A ningún zaragocista que estaba ayer en La Romareda le cupo la menor duda de que los Magníficos eran los de arriba, los del palco, y que con los de abajo toca paciencia y comprensión en este supuesto periodo de transición, Hacienda mediante. No está el equipo para pensar en Lapetras o Villas, ni en Reijas o Violetas (habrá que ver hasta dónde llega el estupendo Vallejo). Por eso, aunque la gente se desgañitara al final con el gol del insólito Jaime Romero, la ovación de la jornada, la grande, sentida de corazón por algunos mayores de ojos arrasados, fue la inicial.

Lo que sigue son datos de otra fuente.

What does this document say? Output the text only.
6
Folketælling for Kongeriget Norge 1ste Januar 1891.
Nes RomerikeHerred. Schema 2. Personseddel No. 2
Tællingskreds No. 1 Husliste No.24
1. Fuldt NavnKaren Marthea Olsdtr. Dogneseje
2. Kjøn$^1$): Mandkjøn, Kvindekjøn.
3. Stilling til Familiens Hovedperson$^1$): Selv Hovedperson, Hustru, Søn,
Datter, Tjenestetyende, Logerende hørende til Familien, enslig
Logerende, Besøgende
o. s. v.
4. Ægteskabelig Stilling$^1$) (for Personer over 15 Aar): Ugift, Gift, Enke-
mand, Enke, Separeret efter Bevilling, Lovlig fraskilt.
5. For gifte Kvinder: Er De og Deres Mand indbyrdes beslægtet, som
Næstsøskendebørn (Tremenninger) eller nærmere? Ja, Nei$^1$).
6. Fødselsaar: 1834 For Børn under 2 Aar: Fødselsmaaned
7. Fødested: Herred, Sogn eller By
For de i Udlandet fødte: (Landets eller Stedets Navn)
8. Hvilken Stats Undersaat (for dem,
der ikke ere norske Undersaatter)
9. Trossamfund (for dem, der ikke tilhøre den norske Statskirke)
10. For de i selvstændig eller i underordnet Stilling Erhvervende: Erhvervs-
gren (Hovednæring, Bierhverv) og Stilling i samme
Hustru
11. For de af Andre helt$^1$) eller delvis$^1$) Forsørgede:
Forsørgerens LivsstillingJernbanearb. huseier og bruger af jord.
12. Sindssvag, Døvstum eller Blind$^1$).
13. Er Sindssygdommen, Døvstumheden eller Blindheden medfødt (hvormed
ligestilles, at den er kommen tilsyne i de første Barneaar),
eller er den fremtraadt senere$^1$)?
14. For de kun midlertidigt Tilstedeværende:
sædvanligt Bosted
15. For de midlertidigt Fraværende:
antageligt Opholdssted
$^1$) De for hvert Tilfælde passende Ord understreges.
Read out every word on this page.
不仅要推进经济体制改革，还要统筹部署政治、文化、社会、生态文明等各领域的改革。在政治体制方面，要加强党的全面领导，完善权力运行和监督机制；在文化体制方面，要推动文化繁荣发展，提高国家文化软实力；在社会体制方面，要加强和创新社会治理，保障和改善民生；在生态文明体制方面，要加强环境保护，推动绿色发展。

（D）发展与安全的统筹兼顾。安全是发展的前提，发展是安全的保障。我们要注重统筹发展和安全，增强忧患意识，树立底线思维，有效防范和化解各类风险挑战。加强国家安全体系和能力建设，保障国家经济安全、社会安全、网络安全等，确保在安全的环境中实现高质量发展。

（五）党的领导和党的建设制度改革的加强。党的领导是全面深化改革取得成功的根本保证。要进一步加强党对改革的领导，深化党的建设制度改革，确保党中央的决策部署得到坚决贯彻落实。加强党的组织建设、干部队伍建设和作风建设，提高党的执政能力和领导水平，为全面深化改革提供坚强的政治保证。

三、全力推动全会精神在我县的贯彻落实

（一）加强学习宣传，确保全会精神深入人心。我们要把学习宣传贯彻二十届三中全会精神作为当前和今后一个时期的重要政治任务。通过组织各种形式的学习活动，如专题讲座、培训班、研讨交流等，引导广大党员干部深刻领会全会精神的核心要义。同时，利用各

Es el Zaragoza bien otro al de los años 60, como pudieron comprobar en directo muchos Magníficos. Esto es fútbol de pico y pala, que se salta las transiciones siempre que puede, para no tejer ni gustarse. Cualquier balón parado es colgado al punto de penalti del rival, que habitualmente se dispone con cierta congoja cuando ve llegar a Rubén, Willian José, Bastón, Cabrera y Álamo, torres cercanas al 1,90 que alejan este fútbol de la fantasía magnífica de cinco decenios atrás en el mismo estadio.

Son otros tiempos, no cabe duda. Al Zaragoza antes se le pitaba por un mal pase y ahora se le aplaude un córner cualquiera. Es lo que toca. La gente ha vendido su alma al diablo con tal de poder olvidar a Agapito, que es mucho peor que el mismísimo satanás, visto está. Así que La Romareda se ha convertido en una especie de guardería en la que, si hay que reñir, se hace con dulzura. No vaya a ser que se estropee el cuento este que está montando Víctor Muñoz pasando por encima de sus detractores.

Ayer le tocó el turno a Rubén, que hizo un partido horrible, para qué engañarse. Una mala tarde, no más, aunque su reacción en el cambio, con estruendoso puñetazo al banquillo incluido, fue exageradísima. Ni que hablar tiene que en otra época se hubiese llevado una reprimenda morrocotuda, por no decir algo más grave. En tiempos de los Magníficos, por ejemplo, alguna que otra vez incluso se pasaba de la violencia verbal. En fin, que Rubén se cabreó como si de humillación se tratase, pero lo que la gente pensaba era que olé, que gran cambio. Hecho con dos narices, todo sea dicho. Algunos otros, por no decir muchos, no se hubiesen atrevido.

Y salió Vallejo, que mejoró al veterano. El chaval tiene sitio. Y si no lo tiene, hay que buscárselo. No posee la experiencia de Rubén, solo faltaba, pero muestra más energía, contundencia y velocidad. Y es muy listo en el campo, algo anormal en este fútbol robótico de hoy. Va camino de ser un central único, uno entre un millón. Que no se tenga que correr con él tampoco debe significar que haya que frenar.

En el cambio se coló Jaime, al tiempo que Álamo se escabullía de otra pitada. Por ahí cabe otra alteración en el once que debe contribuir a alterar la dinámica de este Zaragoza de obreros que tiene dos valores magníficos: el trabajo y la fe.